Gauge interactions and the Galilean limit

TL;DR

This paper derives Galilean-invariant effective actions for matter and gauge fields by non-relativistic reduction of relativistic theories, including higher derivative corrections, revealing new relations in Galilean electrodynamics.

Contribution

It introduces a systematic method to obtain Galilean-invariant matter and gauge theories from relativistic models, including higher derivative terms, and uncovers novel relations in Galilean electrodynamics.

Findings

Derived Galilean-invariant Schrödinger and Pauli-Schrödinger theories from relativistic QED.

Established consistent non-relativistic reductions with higher derivatives.
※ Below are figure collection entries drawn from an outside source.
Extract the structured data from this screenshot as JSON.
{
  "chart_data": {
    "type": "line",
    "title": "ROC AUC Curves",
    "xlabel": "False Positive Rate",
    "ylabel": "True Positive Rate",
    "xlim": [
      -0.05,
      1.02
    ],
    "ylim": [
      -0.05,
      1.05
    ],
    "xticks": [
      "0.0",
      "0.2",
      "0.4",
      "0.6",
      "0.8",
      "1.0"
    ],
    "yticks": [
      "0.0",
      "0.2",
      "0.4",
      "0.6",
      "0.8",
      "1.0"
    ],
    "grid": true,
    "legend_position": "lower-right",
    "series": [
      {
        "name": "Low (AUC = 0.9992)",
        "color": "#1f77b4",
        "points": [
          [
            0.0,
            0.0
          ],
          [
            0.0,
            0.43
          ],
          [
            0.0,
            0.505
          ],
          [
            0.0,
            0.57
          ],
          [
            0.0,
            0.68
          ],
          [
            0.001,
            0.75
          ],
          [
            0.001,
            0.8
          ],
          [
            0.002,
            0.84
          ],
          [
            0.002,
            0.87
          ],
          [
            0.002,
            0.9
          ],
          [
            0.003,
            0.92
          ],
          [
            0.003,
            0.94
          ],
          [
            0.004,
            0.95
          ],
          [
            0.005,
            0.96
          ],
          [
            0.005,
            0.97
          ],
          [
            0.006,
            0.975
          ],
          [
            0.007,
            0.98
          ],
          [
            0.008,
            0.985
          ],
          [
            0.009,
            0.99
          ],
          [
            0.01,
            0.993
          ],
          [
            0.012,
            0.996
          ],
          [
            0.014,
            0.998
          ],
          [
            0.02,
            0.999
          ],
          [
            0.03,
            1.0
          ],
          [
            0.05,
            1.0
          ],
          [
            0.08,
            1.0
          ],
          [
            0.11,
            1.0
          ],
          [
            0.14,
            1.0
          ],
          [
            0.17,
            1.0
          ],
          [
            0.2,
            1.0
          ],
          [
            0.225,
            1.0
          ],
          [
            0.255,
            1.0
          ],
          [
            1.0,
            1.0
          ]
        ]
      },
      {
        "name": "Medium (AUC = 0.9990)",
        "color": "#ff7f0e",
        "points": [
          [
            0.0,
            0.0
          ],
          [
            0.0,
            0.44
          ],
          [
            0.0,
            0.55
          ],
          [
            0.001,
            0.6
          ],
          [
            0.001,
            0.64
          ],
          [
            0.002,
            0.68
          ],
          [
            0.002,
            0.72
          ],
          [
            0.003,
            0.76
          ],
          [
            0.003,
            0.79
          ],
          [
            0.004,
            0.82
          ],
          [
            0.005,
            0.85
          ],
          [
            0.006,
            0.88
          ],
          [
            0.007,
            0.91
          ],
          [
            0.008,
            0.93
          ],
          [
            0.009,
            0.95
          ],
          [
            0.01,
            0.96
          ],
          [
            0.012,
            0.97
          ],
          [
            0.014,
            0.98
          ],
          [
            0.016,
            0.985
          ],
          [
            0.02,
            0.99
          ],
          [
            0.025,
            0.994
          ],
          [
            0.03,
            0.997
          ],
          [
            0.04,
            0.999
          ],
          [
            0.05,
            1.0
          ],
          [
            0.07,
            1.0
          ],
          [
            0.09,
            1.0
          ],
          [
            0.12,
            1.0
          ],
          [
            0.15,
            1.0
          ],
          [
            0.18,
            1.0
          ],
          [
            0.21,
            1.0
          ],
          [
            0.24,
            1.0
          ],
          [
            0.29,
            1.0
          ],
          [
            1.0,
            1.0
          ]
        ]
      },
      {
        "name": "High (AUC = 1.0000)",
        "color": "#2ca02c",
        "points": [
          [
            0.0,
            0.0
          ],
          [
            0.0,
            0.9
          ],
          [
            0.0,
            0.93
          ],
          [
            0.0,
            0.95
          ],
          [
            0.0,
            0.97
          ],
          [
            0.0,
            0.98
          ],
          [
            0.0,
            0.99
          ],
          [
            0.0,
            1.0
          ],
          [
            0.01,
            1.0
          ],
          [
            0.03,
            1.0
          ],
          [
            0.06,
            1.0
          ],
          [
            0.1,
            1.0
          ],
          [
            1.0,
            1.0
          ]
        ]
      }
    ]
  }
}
Discovered new relations between electric and magnetic components in Galilean electrodynamics.

Abstract

The gauge invariant minimal couplings for a class of relativistic free matter fields with global symmetry (related to usual charge conservation) have been obtained by incorporating an iterative Noether mechanism. Non-relativistic reduction of both matter and gauge sectors of the obtained interacting theory is then performed simultaneously which in turn yield a set of new effective actions which are invariant under the Galilean relativistic framework. To be precise, we show that one can obtain the Schr\"odinger field theory coupled to Galilean electromagnetism from the scalar quantum electrodynamics theory. Higher derivative corrections have also been included for which the non-relativistic reductions have been consistently carried out once again. On the other hand, the action for quantum electrodynamics leads to the Galilean Pauli-Schr\"odinger theory where the gauge field is non-relativistic or Galilean. Further, some novel relations are found (in both the electric and magnetic limits) between various components appearing in the Galilean avatar of electrodynamics.